YOUR SOLIN GENERATED RECIPE
Creamy Dill Egg Salad on Toasted Whole Grain Bread
Enjoy a bright and hearty twist on classic egg salad by combining tender, hard-boiled eggs with tangy nonfat Greek yogurt, fresh dill, and a hint of lemon. Finished with crisp celery and red onion, this creamy blend is served atop toasted whole grain bread for a satisfying texture and burst of flavor any time of day.
INGREDIENTS
4 large eggs, hard-boiled
1/4 cup nonfat plain Greek yogurt
1 slice whole grain bread
1 stalk celery, chopped
1/8 small red onion, finely diced
1 tbsp fresh dill, chopped
1 tsp lemon juice
Salt & Pepper to taste
PREPARATION
Peel and chop the hard-boiled eggs into bite-sized pieces.

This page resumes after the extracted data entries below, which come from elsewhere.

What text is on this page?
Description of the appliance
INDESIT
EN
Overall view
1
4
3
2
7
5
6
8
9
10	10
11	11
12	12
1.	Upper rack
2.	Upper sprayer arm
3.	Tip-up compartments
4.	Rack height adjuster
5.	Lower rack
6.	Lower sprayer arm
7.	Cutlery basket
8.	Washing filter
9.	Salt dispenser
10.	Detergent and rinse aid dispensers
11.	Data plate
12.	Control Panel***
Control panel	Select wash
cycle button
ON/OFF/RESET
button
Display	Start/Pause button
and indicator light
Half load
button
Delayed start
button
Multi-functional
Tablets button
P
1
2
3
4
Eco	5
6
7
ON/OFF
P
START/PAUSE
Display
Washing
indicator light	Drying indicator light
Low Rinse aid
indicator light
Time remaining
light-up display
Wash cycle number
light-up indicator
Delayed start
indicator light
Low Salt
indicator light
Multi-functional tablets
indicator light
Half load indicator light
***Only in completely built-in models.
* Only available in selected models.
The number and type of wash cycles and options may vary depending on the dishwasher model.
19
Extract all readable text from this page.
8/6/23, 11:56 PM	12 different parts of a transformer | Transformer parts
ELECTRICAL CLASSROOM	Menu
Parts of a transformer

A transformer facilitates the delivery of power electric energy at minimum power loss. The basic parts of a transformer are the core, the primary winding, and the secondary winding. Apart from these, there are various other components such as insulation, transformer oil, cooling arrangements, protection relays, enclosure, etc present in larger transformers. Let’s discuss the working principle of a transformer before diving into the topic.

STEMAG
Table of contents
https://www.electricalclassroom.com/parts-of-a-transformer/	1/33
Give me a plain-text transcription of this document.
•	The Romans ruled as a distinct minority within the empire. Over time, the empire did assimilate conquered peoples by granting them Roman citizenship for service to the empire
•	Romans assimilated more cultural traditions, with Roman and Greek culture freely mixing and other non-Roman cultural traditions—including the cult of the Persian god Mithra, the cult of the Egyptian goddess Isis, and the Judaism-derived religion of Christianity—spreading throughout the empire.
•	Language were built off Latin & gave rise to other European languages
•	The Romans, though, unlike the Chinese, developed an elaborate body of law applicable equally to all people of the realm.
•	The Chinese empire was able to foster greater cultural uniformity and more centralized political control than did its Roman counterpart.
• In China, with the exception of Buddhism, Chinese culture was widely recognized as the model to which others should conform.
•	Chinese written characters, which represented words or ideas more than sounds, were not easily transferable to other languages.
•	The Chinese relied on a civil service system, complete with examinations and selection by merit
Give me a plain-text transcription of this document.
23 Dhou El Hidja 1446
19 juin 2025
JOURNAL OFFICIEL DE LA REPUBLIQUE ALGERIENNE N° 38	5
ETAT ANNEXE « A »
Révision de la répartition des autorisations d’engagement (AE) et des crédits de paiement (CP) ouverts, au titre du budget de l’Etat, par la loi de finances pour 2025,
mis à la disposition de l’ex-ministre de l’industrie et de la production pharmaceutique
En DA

In a mixing bowl, combine the chopped eggs with nonfat Greek yogurt until creamy.
Stir in the chopped celery, finely diced red onion, and fresh dill.
Add lemon juice along with salt and pepper to taste, then gently mix to incorporate all flavors.
Toast the whole grain bread slice until golden and crisp.
Spoon the egg salad generously onto the toasted bread and serve immediately.